What you can explore
Every body in the Solar System view exists for a reason — either it is large enough to be visible, or it tells a story worth seeing.
- All eight major planets — Mercury, Venus, Earth, Mars, Jupiter, Saturn, Uranus, and Neptune — with high-resolution surface textures.
- Earth with a true day-night terminator, animated clouds, city-light night side, and an atmosphere shader that reproduces Rayleigh scattering at sunrise and sunset.
- The Sun rendered as a multi-layered effect with corona, surface granulation, and flare particles.
- Jupiter's Galilean moons Io, Europa, Ganymede, and Callisto, plus Saturn's Mimas, Enceladus, Titan, and Iapetus.
- Uranus's tipped system with Titania, Oberon, and Umbriel, and Neptune's retrograde moon Triton.
- Earth's Moon and Pluto's Charon, both at realistic distances and inclinations.
- Dwarf planets Pluto, Ceres, Eris, Haumea, and Makemake, toggleable as a layer.
- The asteroids Vesta, Pallas, and 16 Psyche, loaded as full 3D models you can fly around.
- Saturn's rings rendered as a textured disc with proper shadowing.
- An accurate starfield background derived from real star catalog data.
Physics, not pretty animations
Every body's position is integrated from gravitational force at each frame, so the orbits are emergent — they are what gravity actually does, not pre-baked Bezier curves. Initial state vectors come from ephemeris data for today's date, so the planets are roughly where they really are in the sky. Axial tilts and rotation periods are taken from observed values: Venus rotates backwards over 243 days, Uranus is tipped 97.8 degrees so it rolls along its orbit, Triton orbits Neptune in retrograde at 157 degrees of inclination, and Pluto and Charon are tidally locked to each other. None of that is hard-coded animation — it falls out of the physics.
Camera, time, and controls
The default camera flies freely with mouse and trackpad. Click any body to focus on it and the camera tracks it through its orbit. Press F to drop back to a system-wide view, C for Cinema Mode where the UI fades, or Space to pause. Time scaling lets you slow the simulation down to a real-time crawl or accelerate to thousands of years per second. Optional layers let you toggle orbit lines, motion trails, body names, the coordinate grid, and the dwarf-planet and asteroid groups.
Eclipses and lighting
Shadows are computed in shader from the geometry of each body relative to the Sun, so eclipses and occlusions just happen when the math says they should — when Io passes behind Jupiter, when the Moon enters Earth's shadow, when Mercury transits the Sun. Each planet's day-night terminator, specular highlight on water, and atmospheric glow are part of the lit material, not an overlay.
Performance and platform
Orbitarius runs on Babylon.js and WebGL with custom shaders for planet shading, atmospheres, the Sun, eclipses, and the orbit lines. Textures are stored in KTX2 (Basis Universal) format so the GPU can decode them directly, with mobile-friendly RGBA fallbacks for devices without ASTC or BC7 support. Tier-1 textures (Sun, planets, rings, skybox) gate the loading screen; moons and dwarf planets stream in afterwards so you start interacting within a couple of seconds even on a fresh visit.

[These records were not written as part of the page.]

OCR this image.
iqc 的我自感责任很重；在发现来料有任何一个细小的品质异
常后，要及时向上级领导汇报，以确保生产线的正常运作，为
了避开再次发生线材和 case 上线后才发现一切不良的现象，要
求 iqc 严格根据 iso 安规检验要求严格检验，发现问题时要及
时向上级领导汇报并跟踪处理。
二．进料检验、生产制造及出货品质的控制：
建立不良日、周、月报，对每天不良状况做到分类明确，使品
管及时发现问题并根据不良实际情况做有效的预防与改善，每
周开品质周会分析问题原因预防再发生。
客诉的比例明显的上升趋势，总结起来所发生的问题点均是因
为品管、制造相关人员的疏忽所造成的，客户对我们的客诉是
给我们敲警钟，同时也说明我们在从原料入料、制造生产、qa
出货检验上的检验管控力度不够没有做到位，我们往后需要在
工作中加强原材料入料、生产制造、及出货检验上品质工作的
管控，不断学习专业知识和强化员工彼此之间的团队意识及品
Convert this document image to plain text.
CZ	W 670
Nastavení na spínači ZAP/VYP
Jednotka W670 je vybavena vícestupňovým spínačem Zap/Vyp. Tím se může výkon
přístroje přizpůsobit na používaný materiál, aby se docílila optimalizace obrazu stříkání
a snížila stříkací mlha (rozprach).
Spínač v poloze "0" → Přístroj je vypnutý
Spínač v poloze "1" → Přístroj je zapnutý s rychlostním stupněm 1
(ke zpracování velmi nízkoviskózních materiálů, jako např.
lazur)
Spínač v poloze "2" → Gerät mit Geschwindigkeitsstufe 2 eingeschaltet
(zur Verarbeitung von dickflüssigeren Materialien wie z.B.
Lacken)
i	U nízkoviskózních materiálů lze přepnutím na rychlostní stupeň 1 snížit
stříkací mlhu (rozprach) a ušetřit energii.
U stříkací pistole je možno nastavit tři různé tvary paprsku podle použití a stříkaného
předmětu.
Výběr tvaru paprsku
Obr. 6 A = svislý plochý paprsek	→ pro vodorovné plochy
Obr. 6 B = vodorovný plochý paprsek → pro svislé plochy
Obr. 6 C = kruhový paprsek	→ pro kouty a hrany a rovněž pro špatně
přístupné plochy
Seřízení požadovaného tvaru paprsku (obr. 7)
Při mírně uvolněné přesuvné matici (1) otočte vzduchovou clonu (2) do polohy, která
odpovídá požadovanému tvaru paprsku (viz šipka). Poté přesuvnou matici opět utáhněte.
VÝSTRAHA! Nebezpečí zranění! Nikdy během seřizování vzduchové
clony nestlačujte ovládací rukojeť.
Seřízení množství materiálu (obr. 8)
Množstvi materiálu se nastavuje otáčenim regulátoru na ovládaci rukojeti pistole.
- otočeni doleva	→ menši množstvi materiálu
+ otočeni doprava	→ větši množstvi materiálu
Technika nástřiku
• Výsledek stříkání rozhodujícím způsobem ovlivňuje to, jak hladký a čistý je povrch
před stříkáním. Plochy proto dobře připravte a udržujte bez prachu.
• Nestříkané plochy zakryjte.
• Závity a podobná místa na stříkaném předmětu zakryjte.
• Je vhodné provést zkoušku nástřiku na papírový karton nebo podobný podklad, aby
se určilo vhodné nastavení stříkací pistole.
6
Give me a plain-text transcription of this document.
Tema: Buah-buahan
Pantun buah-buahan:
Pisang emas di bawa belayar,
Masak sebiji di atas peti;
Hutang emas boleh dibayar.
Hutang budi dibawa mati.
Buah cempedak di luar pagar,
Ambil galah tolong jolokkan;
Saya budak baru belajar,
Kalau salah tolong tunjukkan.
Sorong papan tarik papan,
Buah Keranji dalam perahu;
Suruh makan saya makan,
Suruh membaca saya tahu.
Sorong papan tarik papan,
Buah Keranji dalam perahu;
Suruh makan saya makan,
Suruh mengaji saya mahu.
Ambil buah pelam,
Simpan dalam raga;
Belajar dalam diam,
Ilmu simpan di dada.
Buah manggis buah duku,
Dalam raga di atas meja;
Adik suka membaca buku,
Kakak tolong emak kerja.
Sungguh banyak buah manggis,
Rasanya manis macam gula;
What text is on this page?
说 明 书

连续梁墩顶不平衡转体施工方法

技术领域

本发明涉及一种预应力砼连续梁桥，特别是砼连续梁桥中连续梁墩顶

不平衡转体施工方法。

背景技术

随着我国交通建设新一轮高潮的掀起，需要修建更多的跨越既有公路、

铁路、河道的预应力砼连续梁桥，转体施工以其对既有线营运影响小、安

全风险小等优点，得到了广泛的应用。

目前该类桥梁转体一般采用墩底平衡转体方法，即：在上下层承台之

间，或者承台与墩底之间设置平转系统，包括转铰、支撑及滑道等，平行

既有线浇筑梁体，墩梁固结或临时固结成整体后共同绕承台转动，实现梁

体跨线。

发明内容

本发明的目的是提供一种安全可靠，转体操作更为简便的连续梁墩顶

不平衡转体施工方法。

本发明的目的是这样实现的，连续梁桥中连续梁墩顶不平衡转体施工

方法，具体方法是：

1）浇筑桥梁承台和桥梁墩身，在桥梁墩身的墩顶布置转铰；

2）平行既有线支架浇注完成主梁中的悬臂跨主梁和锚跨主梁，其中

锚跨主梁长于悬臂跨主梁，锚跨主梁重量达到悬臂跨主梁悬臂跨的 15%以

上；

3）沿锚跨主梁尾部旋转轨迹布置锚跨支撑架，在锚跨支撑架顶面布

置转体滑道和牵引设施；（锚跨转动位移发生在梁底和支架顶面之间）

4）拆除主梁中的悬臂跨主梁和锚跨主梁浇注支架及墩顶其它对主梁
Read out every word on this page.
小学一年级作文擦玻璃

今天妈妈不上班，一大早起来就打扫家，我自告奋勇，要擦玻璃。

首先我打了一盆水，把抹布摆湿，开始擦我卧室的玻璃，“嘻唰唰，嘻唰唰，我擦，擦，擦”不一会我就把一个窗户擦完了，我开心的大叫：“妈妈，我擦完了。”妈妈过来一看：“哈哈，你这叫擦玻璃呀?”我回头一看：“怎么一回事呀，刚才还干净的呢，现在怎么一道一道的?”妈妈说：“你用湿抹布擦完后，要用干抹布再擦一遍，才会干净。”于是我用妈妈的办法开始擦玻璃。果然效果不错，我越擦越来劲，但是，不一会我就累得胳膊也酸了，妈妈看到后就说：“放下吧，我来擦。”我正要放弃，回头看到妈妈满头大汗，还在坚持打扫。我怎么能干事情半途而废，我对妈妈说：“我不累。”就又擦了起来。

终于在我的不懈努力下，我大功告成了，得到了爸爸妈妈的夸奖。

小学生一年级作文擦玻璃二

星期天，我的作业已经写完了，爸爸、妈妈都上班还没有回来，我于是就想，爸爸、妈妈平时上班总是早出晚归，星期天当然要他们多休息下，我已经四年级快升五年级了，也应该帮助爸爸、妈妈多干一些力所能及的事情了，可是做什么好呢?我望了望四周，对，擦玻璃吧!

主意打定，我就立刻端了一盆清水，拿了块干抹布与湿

Frequently asked questions
- Are the planets to scale?
- Distances between planets are proportionally accurate, but individual body sizes are exaggerated so they are visible. At true scale, Earth would be a sub-pixel dot at any zoom level where you can also see the Sun in the same frame. Use the Size Comparison tool if you want one-to-one proportions.
- Where do the positions come from?
- Initial planet positions and velocities are derived from a J2000-based ephemeris evaluated for today's date. After that, motion is integrated from gravity alone — no further input from real data — so the simulation drifts realistically over time.
- Why don't I see all the moons?
- Orbitarius ships the named moons that are individually meaningful (Galilean moons, major Saturnian moons, the Uranian regulars, Triton, and Charon). Adding hundreds of tiny moons would not help you understand the Solar System but would slow down low-end devices.
- Can I record what I see?
- Yes — there is a built-in recording mode that captures the canvas to a video file directly in the browser, no server upload involved.
- Will my computer struggle?
- It should not. The render budget is tuned for integrated GPUs, and quality scales with your device's pixel ratio. If you are on a laptop on battery, you can also enable Cinema Mode to drop the UI for a clean render.